Как-то забылось, что на Украине десятки лет народ обрабатывала на полное умерщвление сознания самая изощренная в мире западная пропаганда. Что за все эти годы мы сами не сподобились создать даже бледного подобия системы информационно-идеологического воздействия на украинское население. Понадеявшись, видимо, на то, что там свободно продаются московские газеты, а в телевизорах едва ли не одни российские телеканалы.
Надо было там жить, чтобы видеть, что от этих якобы московских газет остались одни названия, а вместо программы «Время» и других российских новостей Украина ставит свой контент.
Что там говорить, если с 2014 года все мои попытки применить в Москве свой немалый опыт руководителя крупного электронного СМИ для организации профессионального вещания на Украину оказались безуспешными.
Закончу тем, с чего начал. Валить сегодня все шишки на армию нельзя.
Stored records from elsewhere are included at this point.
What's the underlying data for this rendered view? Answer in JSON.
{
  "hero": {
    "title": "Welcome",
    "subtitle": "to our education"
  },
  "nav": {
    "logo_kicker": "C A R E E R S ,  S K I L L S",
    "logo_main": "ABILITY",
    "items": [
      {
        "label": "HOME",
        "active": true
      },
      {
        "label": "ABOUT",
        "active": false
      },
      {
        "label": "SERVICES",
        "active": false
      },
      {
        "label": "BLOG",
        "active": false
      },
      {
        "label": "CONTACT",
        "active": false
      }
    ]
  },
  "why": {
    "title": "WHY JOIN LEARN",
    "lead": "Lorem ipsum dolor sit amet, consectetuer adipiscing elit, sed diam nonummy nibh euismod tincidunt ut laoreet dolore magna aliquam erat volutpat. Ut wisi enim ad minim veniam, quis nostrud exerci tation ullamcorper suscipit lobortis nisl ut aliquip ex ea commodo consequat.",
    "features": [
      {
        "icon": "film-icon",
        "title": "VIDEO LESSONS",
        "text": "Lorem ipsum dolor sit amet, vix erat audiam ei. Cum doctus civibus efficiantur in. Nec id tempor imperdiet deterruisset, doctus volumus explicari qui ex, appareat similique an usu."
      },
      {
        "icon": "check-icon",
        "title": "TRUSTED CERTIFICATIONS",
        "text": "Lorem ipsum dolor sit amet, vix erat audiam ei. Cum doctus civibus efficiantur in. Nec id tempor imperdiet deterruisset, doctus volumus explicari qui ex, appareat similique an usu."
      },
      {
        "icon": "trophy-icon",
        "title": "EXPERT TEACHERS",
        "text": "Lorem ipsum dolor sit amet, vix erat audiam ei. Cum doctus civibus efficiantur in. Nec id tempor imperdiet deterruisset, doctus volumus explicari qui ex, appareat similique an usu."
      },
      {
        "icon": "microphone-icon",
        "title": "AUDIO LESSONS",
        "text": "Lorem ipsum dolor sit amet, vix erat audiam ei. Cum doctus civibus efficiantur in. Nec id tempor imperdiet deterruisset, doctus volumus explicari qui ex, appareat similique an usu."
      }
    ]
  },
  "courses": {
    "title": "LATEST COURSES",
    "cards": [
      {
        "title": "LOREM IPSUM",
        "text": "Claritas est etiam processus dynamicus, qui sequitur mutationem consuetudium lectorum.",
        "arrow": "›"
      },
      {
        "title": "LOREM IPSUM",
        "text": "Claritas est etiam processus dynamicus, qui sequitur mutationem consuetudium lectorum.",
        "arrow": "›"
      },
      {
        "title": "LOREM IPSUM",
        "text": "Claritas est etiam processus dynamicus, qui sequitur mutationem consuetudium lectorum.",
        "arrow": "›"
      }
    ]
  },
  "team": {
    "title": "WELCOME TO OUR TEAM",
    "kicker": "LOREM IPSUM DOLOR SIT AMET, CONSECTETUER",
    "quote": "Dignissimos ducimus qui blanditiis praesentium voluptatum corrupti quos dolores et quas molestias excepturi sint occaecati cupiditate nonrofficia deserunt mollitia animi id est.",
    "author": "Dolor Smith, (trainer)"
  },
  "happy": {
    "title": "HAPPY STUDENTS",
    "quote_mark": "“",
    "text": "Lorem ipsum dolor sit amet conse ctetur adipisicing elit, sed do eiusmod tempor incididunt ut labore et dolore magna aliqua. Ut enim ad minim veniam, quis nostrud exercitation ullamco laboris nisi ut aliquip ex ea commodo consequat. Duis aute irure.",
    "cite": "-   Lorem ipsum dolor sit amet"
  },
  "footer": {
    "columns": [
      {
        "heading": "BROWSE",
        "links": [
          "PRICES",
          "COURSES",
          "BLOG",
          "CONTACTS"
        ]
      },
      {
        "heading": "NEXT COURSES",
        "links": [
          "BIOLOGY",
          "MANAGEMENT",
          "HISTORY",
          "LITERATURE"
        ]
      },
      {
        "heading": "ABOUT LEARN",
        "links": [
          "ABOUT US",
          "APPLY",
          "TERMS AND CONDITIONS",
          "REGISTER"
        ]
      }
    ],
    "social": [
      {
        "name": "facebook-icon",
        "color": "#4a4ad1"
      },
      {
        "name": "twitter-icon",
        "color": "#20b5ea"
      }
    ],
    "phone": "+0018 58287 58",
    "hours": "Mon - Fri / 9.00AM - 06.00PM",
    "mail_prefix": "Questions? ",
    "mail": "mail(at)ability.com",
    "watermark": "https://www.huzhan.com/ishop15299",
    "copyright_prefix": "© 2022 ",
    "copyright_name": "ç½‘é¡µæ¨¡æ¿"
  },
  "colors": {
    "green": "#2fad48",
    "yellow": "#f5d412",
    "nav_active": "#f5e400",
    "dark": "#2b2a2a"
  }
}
Наш главный провал произошел на информационно-аналитическом и идеологическом фронте (для страны с конституционно запрещенной государственной идеологией это закономерно).
Если мне, фактически одиночке, удалось в статусе депутата Одесского областного совета от общества «Новороссия» еще в 1994 году добиться принятия постановления о запрете на снятие с областного эфира российских телеканалов, которое потом действовало многие годы, могу уверенно заявить: если бы Москве всё это было тогда по-настоящему нужно и нас бы не рассматривали как разновидность Сомали, мы бы вместе горы свернули. И не было бы надобности в СВО, потому что нацистской хунты тоже не было бы.
А сейчас надо наконец делать выводы и исправлять допущенные за тридцать лет ошибки. Цена их измеряется человеческой кровью.